[Core, plugin] : Virtual mappings dumping and caching

Abyss-W4tcher commented 3 months ago

Hi 👋,

Following an observation made while investigating WIndowsAArch64 (https://github.com/volatilityfoundation/volatility3/issues/161#issuecomment-2284556649), I noticed that multiple plugins were scanning and physically mapping the entire virtual address space :

https://github.com/volatilityfoundation/volatility3/blob/6b739f6f6cff04021004ef16d21b522eae7a9d07/volatility3/framework/interfaces/layers.py#L235-L238

to later do bytes searching on the virtual (kernel) layer directly. However, on large memory samples, or heavily populated address spaces, this process takes quite some time, and needs to be reproduced on each plugin run.

As the input (the section to scan) and output (the virtual->physical mappings) are constant for a unique memory sample, there is no need to reproduce the calculations.

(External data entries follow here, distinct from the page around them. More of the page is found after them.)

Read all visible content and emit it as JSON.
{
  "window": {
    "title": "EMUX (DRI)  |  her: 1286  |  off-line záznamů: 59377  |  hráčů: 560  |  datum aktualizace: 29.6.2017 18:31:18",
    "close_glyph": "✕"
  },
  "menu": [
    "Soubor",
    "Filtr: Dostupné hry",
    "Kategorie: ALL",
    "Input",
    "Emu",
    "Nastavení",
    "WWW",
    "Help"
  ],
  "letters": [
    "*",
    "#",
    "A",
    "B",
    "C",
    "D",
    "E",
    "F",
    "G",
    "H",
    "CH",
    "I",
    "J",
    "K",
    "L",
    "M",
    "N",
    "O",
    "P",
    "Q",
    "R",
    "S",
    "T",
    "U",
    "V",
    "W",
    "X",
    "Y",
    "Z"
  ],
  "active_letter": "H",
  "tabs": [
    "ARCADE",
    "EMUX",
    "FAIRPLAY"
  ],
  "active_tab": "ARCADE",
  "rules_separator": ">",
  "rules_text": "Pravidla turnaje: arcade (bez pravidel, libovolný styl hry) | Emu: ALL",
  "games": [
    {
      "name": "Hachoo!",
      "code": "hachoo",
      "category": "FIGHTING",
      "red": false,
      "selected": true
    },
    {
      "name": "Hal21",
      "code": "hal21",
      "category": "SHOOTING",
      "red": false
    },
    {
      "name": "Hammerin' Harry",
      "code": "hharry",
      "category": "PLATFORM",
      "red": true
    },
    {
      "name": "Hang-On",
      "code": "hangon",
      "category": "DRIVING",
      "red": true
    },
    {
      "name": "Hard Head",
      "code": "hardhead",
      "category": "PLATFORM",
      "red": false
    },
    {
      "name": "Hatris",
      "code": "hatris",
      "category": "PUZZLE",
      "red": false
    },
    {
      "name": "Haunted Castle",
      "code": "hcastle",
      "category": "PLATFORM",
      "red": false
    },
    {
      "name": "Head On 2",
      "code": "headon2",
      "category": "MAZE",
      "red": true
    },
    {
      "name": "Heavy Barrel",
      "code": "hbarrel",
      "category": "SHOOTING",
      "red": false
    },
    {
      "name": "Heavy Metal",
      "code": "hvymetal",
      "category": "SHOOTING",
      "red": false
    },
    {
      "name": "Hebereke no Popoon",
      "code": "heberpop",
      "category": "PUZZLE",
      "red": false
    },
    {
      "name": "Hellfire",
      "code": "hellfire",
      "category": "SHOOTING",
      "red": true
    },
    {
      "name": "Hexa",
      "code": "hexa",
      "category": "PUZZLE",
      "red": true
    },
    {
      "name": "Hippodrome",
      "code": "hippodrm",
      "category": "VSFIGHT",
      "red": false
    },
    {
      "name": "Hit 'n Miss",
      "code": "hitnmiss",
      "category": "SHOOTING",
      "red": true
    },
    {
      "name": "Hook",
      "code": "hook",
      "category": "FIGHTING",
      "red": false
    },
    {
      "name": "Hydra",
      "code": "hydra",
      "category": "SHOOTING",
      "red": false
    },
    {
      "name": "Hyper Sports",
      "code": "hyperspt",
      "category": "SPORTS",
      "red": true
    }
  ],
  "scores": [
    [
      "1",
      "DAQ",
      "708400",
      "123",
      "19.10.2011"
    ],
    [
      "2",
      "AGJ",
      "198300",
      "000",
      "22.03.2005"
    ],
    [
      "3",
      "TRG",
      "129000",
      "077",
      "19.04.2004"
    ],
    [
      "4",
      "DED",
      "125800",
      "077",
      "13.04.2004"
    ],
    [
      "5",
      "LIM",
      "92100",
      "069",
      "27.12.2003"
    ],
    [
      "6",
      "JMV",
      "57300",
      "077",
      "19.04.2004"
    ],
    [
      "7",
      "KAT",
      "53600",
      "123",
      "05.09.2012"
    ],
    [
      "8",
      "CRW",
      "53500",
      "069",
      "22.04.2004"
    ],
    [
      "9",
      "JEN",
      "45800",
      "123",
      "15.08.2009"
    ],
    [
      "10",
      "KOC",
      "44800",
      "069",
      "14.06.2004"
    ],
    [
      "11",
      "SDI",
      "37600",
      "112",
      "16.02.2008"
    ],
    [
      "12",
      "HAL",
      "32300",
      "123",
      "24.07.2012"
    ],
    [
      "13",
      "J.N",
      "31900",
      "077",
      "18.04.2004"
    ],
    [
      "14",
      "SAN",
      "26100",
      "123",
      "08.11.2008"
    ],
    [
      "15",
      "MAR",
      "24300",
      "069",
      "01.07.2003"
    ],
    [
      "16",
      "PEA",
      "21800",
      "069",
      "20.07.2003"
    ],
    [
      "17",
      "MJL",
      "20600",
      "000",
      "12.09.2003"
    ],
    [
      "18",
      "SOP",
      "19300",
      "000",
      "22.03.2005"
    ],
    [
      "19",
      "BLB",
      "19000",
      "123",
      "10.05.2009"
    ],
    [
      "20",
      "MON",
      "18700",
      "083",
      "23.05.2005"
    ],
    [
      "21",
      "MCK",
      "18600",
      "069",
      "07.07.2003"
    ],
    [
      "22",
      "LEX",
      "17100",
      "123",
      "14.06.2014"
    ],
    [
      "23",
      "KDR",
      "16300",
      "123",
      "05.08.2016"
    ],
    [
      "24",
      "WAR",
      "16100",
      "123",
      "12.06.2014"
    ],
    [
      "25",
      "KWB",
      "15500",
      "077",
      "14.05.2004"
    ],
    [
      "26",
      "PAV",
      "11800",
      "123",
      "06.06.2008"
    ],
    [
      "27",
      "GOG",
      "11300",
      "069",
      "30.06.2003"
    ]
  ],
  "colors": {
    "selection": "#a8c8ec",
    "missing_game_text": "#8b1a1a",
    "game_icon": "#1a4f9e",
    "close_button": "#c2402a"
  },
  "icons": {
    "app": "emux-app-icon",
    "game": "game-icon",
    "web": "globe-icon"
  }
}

This PR introduces a new plugin windows.virtmapscanner and a new framework argument --virtmap-cache-path. Here is a demo :

Classical windows.filescan run :

time vol3.py -f memory_layer.raw -c conf.json windows.filescan > /dev/null 
Formatting...0.00               PDB scanning finished                  
0,02s user 0,04s system 0% cpu 4:52,12 total

Generate the virtual mappings cache with windows.virtmapscanner, and save it to a file :

# This command can be run once when first analyzing a memory sample
time vol3.py -f memory_layer.raw --save-config conf.json -o virtmapcache_dir/ windows.virtmapscanner
Formatting...0.00               PDB scanning finished                        
Volatility 3 Framework 2.8.0
  |                                 Sections | Virtual mappings cache file output
* | [(18446673704965373952, 70368744177663)] |             virtmapcache.json.xz
0,00s user 0,05s system 0% cpu 5:17,29 total

Run the windows.filescan plugin, providing the framework with the virtual mappings cache filepath :

time vol3.py -f memory_layer.raw -c conf.json --virtmap-cache-path virtmapcache_dir/virtmapcache.json.xz windows.filescan > /dev/null
Formatting...0.00               PDB scanning finished                  
0,00s user 0,03s system 0% cpu 1:54,60 total

The time spent running windows.virtmap is already profitable ! This does not only applies to the windows.filescan plugins, but any that does an entire virtual layer scanning (windows.netscan, windows.threads ...).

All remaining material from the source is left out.